OP Malhotra Class-11 Parabola S.Chand ISC Maths Solution
| Class: | 11th |
| Subject: | Mathematics |
| Chapter : | Ch-23 Parabola of Section -A |
| Board | ISC |
| Writer | OP Malhotra |
| Publications | S.Chand Publications 2020-21 |
–: Select Topics :-
OP Malhotra Class-11 Parabola S.Chand ISC Maths Solution
Parabola
Section of a right circular cone by a plane parallel to a generator of the cone is a parabola. It is a locus of a point, which moves so that distance from a fixed point (focus) is equal to the distance from a fixed line (directrix)
- Fixed point is called focus
- Fixed line is called directrix
Standard Equation of Parabola
The simplest equation of a parabola is y2 = x when the directrix is parallel to the y-axis. In general, if the directrix is parallel to the y-axis in the standard equation of a parabola is given as:
| y2 = 4ax |
If the parabola is sideways i.e., the directrix is parallel to x-axis, the standard equation of a parabole becomes,
| x2 = 4ay |
Apart from these two, the equation of a parabola can also be y2 = 4ax and x2 = 4ay if the parabola is in the negative quadrants.
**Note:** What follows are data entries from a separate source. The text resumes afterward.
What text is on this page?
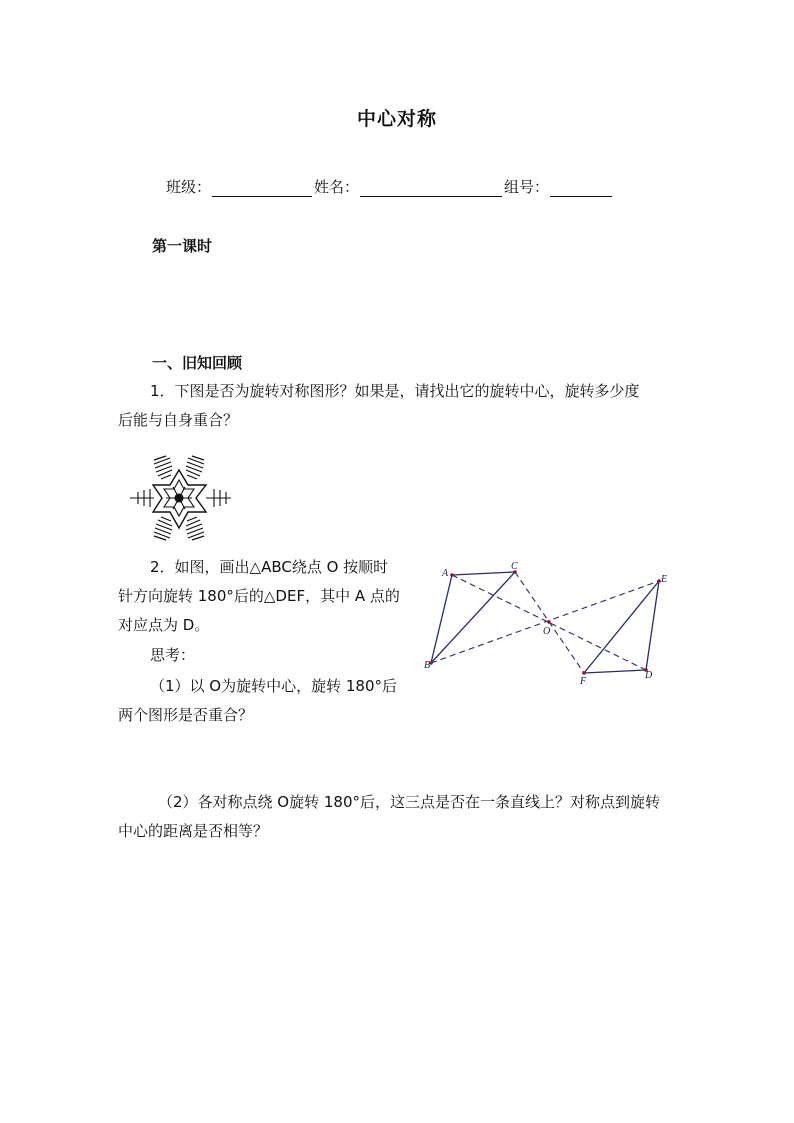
中心对称
班级：	姓名：	组号：
第一课时
一、旧知回顾
1．下图是否为旋转对称图形？如果是，请找出它的旋转中心，旋转多少度
后能与自身重合？
2．如图，画出△ABC绕点 O 按顺时
针方向旋转 180°后的△DEF，其中 A 点的
对应点为 D。
思考：
（1）以 O为旋转中心，旋转 180°后
两个图形是否重合？
A
C
B
E
D
F
O
（2）各对称点绕 O旋转 180°后，这三点是否在一条直线上？对称点到旋转
中心的距离是否相等？
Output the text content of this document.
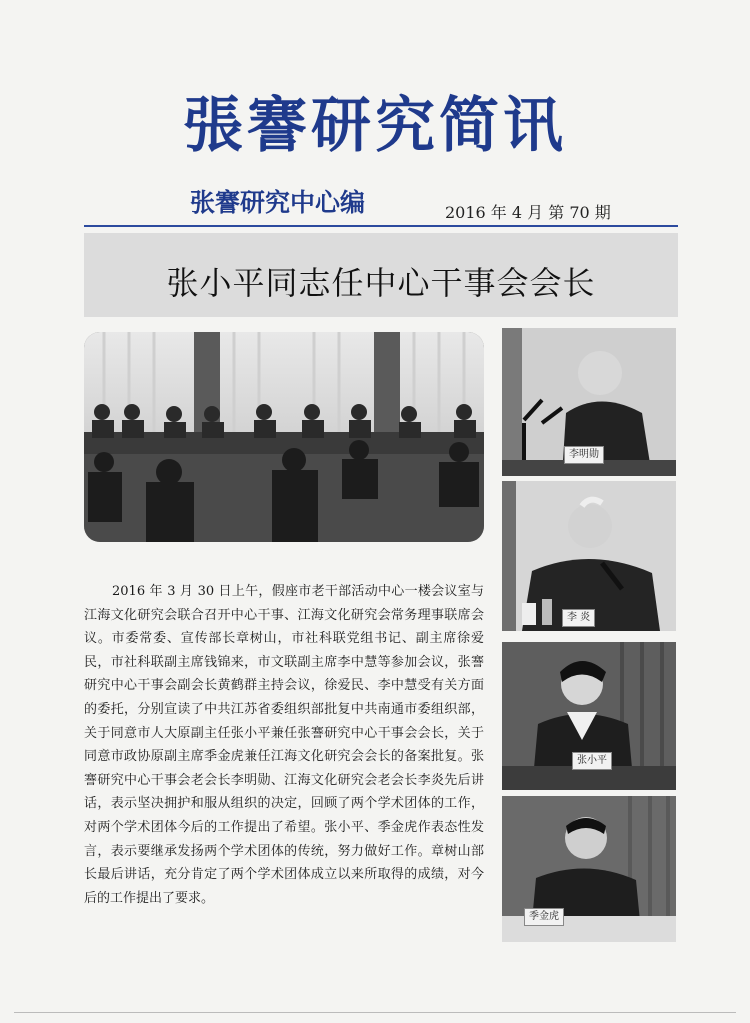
張謇研究简讯
张謇研究中心编	2016 年 4 月 第 70 期
张小平同志任中心干事会会长
李明勋
李 炎
张小平
季金虎
2016 年 3 月 30 日上午，假座市老干部活动中心一楼会议室与江海文化研究会联合召开中心干事、江海文化研究会常务理事联席会议。市委常委、宣传部长章树山，市社科联党组书记、副主席徐爱民，市社科联副主席钱锦来，市文联副主席李中慧等参加会议，张謇研究中心干事会副会长黄鹤群主持会议，徐爱民、李中慧受有关方面的委托，分别宣读了中共江苏省委组织部批复中共南通市委组织部，关于同意市人大原副主任张小平兼任张謇研究中心干事会会长，关于同意市政协原副主席季金虎兼任江海文化研究会会长的备案批复。张謇研究中心干事会老会长李明勋、江海文化研究会老会长李炎先后讲话，表示坚决拥护和服从组织的决定，回顾了两个学术团体的工作，对两个学术团体今后的工作提出了希望。张小平、季金虎作表态性发言，表示要继承发扬两个学术团体的传统，努力做好工作。章树山部长最后讲话，充分肯定了两个学术团体成立以来所取得的成绩，对今后的工作提出了要求。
Thus, the four equations of a parabola are given as:
- y2 = 4ax
- y2 = – 4ax
- x2 = 4ay
- x2 = – 4ay
Parametric co-ordinates of Parabola:
For a parabola, the equation is y2 = -4ax. Now, to represent the co-ordinates of a point on the parabola, the easiest form will be = at2 and y = 2at as for any value of “t”, the coordinates (at2, 2at) will always satisfy the parabola equation i.e. y2 = 4ax. So,
Any point on the parabola
y2 = 4ax (at2, 2at)
Parabola
A parabola is the set of points P whose distances from a fixed point F in the plane are equal to their distance from a fixed line l in the plane. The fixed point F is called focus and the fixed line l is the directrix of the parabola.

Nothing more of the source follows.